背景与目的- 患有活动性恶性肿瘤的患者有发生颅内出血(ICH)的风险。我们旨在描述无中枢神经系统受累的癌症患者自发性非外伤性 ICH 后血肿周围水肿(PHE)和血肿体积的特征。
方法- 通过对机构数据库的自动搜索,回顾性确定患有活动性恶性肿瘤且发生 ICH 的患者。对照患者通过 ICH 且无活动性癌症确定。通过病历回顾获得人口统计学和癌症特异性数据。使用半自动方法确定血肿和 PHE 体积。创建单变量和多变量线性回归模型,以评估哪些变量与血肿和 PHE 扩张相关。

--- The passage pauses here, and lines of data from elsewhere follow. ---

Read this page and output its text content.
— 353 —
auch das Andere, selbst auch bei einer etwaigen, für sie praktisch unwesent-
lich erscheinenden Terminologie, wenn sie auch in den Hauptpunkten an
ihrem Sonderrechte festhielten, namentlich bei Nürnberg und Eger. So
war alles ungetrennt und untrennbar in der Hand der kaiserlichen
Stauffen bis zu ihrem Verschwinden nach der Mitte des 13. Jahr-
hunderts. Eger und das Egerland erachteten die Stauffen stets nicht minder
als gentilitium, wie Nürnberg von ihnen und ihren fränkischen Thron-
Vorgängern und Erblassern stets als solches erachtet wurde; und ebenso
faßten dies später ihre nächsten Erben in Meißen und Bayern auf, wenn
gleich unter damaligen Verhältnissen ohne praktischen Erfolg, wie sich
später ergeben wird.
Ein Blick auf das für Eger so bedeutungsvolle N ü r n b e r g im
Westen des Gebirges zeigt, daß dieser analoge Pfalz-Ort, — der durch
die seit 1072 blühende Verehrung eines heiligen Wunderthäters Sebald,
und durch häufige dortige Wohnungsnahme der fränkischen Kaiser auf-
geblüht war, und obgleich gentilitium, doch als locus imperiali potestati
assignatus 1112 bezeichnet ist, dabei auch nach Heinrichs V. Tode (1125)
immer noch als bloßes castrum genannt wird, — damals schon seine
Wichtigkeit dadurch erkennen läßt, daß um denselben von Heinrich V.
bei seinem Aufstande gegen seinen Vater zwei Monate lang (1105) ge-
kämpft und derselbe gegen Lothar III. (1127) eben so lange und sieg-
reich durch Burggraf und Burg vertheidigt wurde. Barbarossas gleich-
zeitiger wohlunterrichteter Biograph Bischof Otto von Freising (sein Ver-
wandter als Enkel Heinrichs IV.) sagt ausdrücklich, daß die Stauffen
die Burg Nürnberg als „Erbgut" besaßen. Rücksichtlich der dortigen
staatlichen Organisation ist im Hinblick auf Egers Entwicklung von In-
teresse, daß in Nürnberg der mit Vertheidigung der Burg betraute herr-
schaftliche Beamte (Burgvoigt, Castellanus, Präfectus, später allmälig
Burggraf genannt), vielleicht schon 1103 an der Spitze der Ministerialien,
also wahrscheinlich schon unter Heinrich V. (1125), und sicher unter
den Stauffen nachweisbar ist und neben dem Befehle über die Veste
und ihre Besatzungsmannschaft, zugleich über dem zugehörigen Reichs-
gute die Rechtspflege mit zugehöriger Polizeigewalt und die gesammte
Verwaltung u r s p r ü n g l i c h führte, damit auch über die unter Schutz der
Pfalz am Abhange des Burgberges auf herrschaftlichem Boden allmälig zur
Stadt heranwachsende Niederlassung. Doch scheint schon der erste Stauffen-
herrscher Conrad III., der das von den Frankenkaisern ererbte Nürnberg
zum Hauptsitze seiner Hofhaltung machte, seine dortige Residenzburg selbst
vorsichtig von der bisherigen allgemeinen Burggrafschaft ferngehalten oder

结果- 癌症患者(N=80)和对照组(N=136)的人口统计学特征相似(均>0.20),尽管高血压在对照组中更为常见(=0.004)。大多数癌症患者最近接受过化疗(n=45,56%),且癌症复发(n=43,54%)。癌症患者血小板减少症(中位数血小板计数 90,000[四分位距,17,500-211,500]),大多数患者接受过血液制品输血(n=41,51%),主要是血小板(n=38,48%)。30 天死亡率为 36%(n=29)。癌症患者的 PHE 体积明显增加(23.67 与 8.61 mL;=1.88×10)和 PHE 与 ICH 体积比(2.26 与 0.99;=2.20×10)。在多变量分析中,与癌症患者 PHE 增长相关的变量是 ICH 体积(β=1.29[95%置信区间,1.58-1.30];=1.30×10)和血小板输血(β=15.67[95%置信区间,3.61-27.74];=0.014)。与 30 天死亡率相关的变量是 ICH 体积(比值比,1.06[95%置信区间,1.03-1.10];=6.76×10)、PHE 体积(比值比,1.07[95%置信区间,1.04-1.09];=7.40×10)、PHE 增长(比值比,1.05[95%置信区间,1.01-1.10];=0.01)和血小板输血(比值比,1.48[95%置信区间,1.22-1.79];=0.0001)。
结论- 发生 ICH 的活动性癌症患者的 PHE 体积增加。PHE 增长独立于血小板减少症,但与血液制品输血相关。30 天死亡率与 PHE 和 ICH 体积以及血液制品输血相关。